SoFunction
Updated on 2024-11-19

python ETL tools pyetl

pyetlis a pure python development of ETL framework, compared to sqoop, datax and other ETL tools, pyetl can be added to each field udf function, so that the data conversion process is more flexible, compared to the professional ETL tools pyetl more lightweight, pure python code operation, more in line with the developer's habits

mounting

pip3 install pyetl

usage example

Data synchronization between database tables

from pyetl import Task, DatabaseReader, DatabaseWriter
reader = DatabaseReader("sqlite:///db1.sqlite3", table_name="source")
writer = DatabaseWriter("sqlite:///db2.sqlite3", table_name="target")
Task(reader, writer).start()

Database table to hive table synchronization

from pyetl import Task, DatabaseReader, HiveWriter2
reader = DatabaseReader("sqlite:///db1.sqlite3", table_name="source")
writer = HiveWriter2("hive://localhost:10000/default", table_name="target")
Task(reader, writer).start()

Database table synchronization es

from pyetl import Task, DatabaseReader, ElasticSearchWriter
reader = DatabaseReader("sqlite:///db1.sqlite3", table_name="source")
writer = ElasticSearchWriter(hosts=["localhost"], index_name="tartget")
Task(reader, writer).start()

Original table target table field names are different, need to add field mapping

increase

# Original table source contains uuid, full_name fields
reader = DatabaseReader("sqlite:///db.sqlite3", table_name="source")
# The target table target contains the id, name fields
writer = DatabaseWriter("sqlite:///db.sqlite3", table_name="target")
# columns configure the field mapping relationship between the target table and the original table
columns = {"id": "uuid", "name": "full_name"}
Task(reader, writer, columns=columns).start()

udf mapping of fields, rule checking of fields, data normalization, data cleansing, etc.

# functionsConfigure the udf mapping of the fields as follows: id to string, name with spaces removed
functions={"id": str, "name": lambda x: ()}
Task(reader, writer, columns=columns, functions=functions).start()

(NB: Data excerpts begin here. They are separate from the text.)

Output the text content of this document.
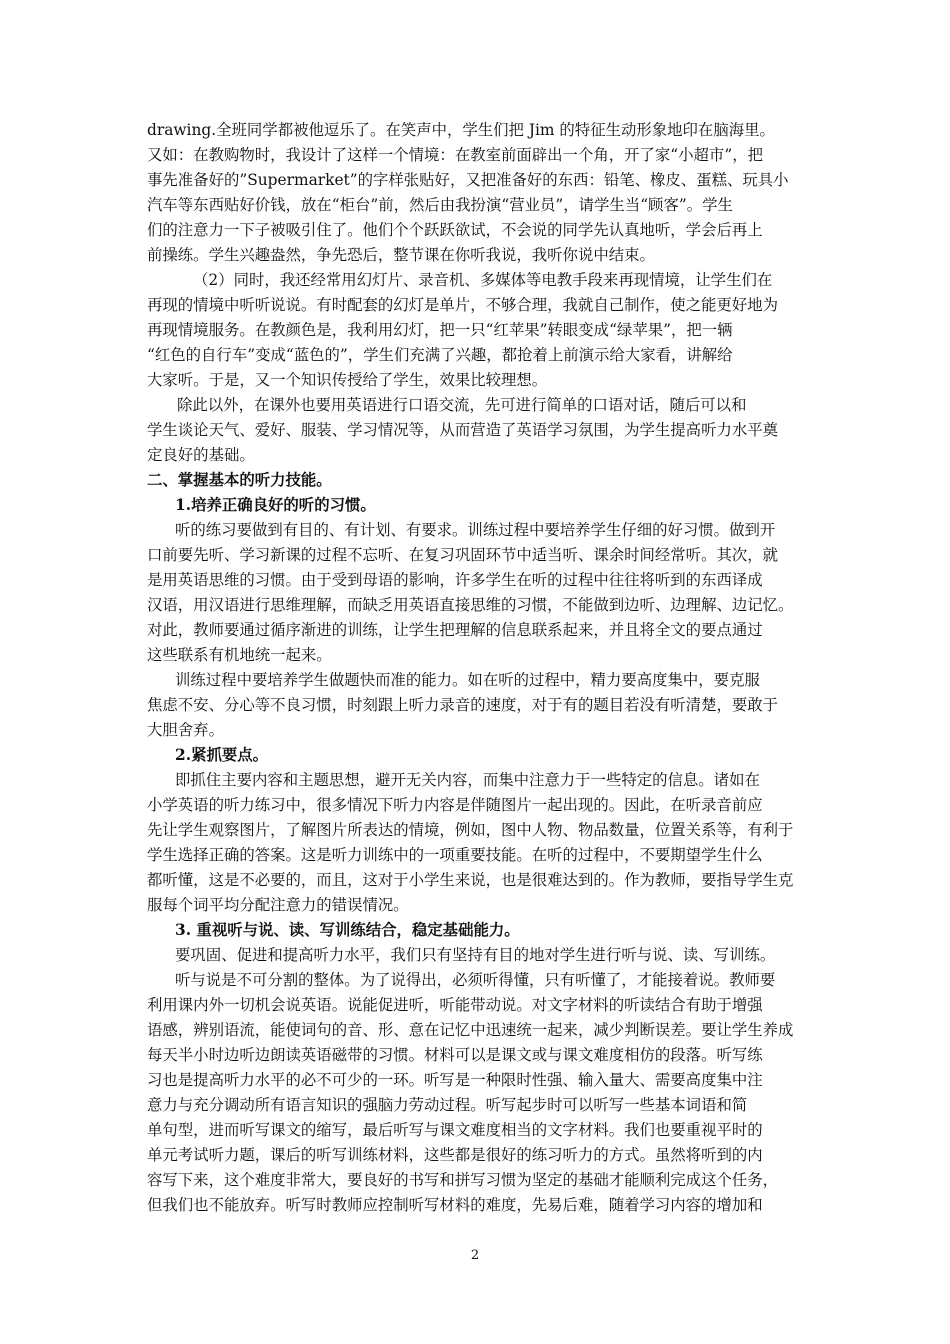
drawing.全班同学都被他逗乐了。在笑声中，学生们把 Jim 的特征生动形象地印在脑海里。
又如：在教购物时，我设计了这样一个情境：在教室前面辟出一个角，开了家“小超市”，把
事先准备好的”Supermarket”的字样张贴好，又把准备好的东西：铅笔、橡皮、蛋糕、玩具小
汽车等东西贴好价钱，放在“柜台”前，然后由我扮演“营业员”，请学生当“顾客”。学生
们的注意力一下子被吸引住了。他们个个跃跃欲试，不会说的同学先认真地听，学会后再上
前操练。学生兴趣盎然，争先恐后，整节课在你听我说，我听你说中结束。
（2）同时，我还经常用幻灯片、录音机、多媒体等电教手段来再现情境，让学生们在
再现的情境中听听说说。有时配套的幻灯是单片，不够合理，我就自己制作，使之能更好地为
再现情境服务。在教颜色是，我利用幻灯，把一只“红苹果”转眼变成“绿苹果”，把一辆
“红色的自行车”变成“蓝色的”，学生们充满了兴趣，都抢着上前演示给大家看，讲解给
大家听。于是，又一个知识传授给了学生，效果比较理想。
除此以外，在课外也要用英语进行口语交流，先可进行简单的口语对话，随后可以和
学生谈论天气、爱好、服装、学习情况等，从而营造了英语学习氛围，为学生提高听力水平奠
定良好的基础。
二、掌握基本的听力技能。
1.培养正确良好的听的习惯。
听的练习要做到有目的、有计划、有要求。训练过程中要培养学生仔细的好习惯。做到开
口前要先听、学习新课的过程不忘听、在复习巩固环节中适当听、课余时间经常听。其次，就
是用英语思维的习惯。由于受到母语的影响，许多学生在听的过程中往往将听到的东西译成
汉语，用汉语进行思维理解，而缺乏用英语直接思维的习惯，不能做到边听、边理解、边记忆。
对此，教师要通过循序渐进的训练，让学生把理解的信息联系起来，并且将全文的要点通过
这些联系有机地统一起来。
训练过程中要培养学生做题快而准的能力。如在听的过程中，精力要高度集中，要克服
焦虑不安、分心等不良习惯，时刻跟上听力录音的速度，对于有的题目若没有听清楚，要敢于
大胆舍弃。
2.紧抓要点。
即抓住主要内容和主题思想，避开无关内容，而集中注意力于一些特定的信息。诸如在
小学英语的听力练习中，很多情况下听力内容是伴随图片一起出现的。因此，在听录音前应
先让学生观察图片，了解图片所表达的情境，例如，图中人物、物品数量，位置关系等，有利于
学生选择正确的答案。这是听力训练中的一项重要技能。在听的过程中，不要期望学生什么
都听懂，这是不必要的，而且，这对于小学生来说，也是很难达到的。作为教师，要指导学生克
服每个词平均分配注意力的错误情况。
3. 重视听与说、读、写训练结合，稳定基础能力。
要巩固、促进和提高听力水平，我们只有坚持有目的地对学生进行听与说、读、写训练。
听与说是不可分割的整体。为了说得出，必须听得懂，只有听懂了，才能接着说。教师要
利用课内外一切机会说英语。说能促进听，听能带动说。对文字材料的听读结合有助于增强
语感，辨别语流，能使词句的音、形、意在记忆中迅速统一起来，减少判断误差。要让学生养成
每天半小时边听边朗读英语磁带的习惯。材料可以是课文或与课文难度相仿的段落。听写练
习也是提高听力水平的必不可少的一环。听写是一种限时性强、输入量大、需要高度集中注
意力与充分调动所有语言知识的强脑力劳动过程。听写起步时可以听写一些基本词语和简
单句型，进而听写课文的缩写，最后听写与课文难度相当的文字材料。我们也要重视平时的
单元考试听力题，课后的听写训练材料，这些都是很好的练习听力的方式。虽然将听到的内
容写下来，这个难度非常大，要良好的书写和拼写习惯为坚定的基础才能顺利完成这个任务，
但我们也不能放弃。听写时教师应控制听写材料的难度，先易后难，随着学习内容的增加和
2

Inherit Task class to flexibly extend ETL tasks

import json
from pyetl import Task, DatabaseReader, DatabaseWriter

class NewTask(Task):
  reader = DatabaseReader("sqlite:///db.sqlite3", table_name="source")
  writer = DatabaseWriter("sqlite:///db.sqlite3", table_name="target")
  
  def get_columns(self):
    """Generate field mapping configurations by means of functions for more flexible use"""
    # The following example takes the field mapping configuration out of the database and returns it as a dictionary type
    sql = "select columns from task where name='new_task'"
    columns = .read_one(sql)["columns"]
    return (columns)
   
  def get_functions(self):
    """Generating udf mappings for fields by means of functions"""
    # The following example converts each field type to a string
    return {col: str for col in }
   
  def apply_function(self, record):
    """udf of an entire piece of data in a data stream"""
    record["flag"] = int(record["id"]) % 2
    return record

  def before(self):
    """Operations to be performed before the task starts, such as initializing the task table, creating the target table, etc."""
    sql = "create table destination_table(id int, name varchar(100))"
    (sql)
  
  def after(self):
    """Actions to be performed after the task is completed, such as updating the task status, etc."""
    sql = "update task set status='done' where name='new_task'"
    (sql)

NewTask().start()

List of currently implemented Readers and Writers

 

Reader present (sb for a job etc)
DatabaseReader Supports reading of all relational databases
FileReader Structured text data reading, e.g. csv files
ExcelReader Excel sheet file reading

Writer present (sb for a job etc)
DatabaseWriter Supports writes to all relational databases
ElasticSearchWriter Batch write data to es index
HiveWriter Batch insert hive table
HiveWriter2 Load data way to import hive table (recommended)
FileWriter Write data to a text file

Project Addresspyetl

summarize

to this article on python ETL tools pyetl to this article, more related python ETL tools pyetl content please search for my previous articles or continue to browse the following related articles I hope you will support me more in the future!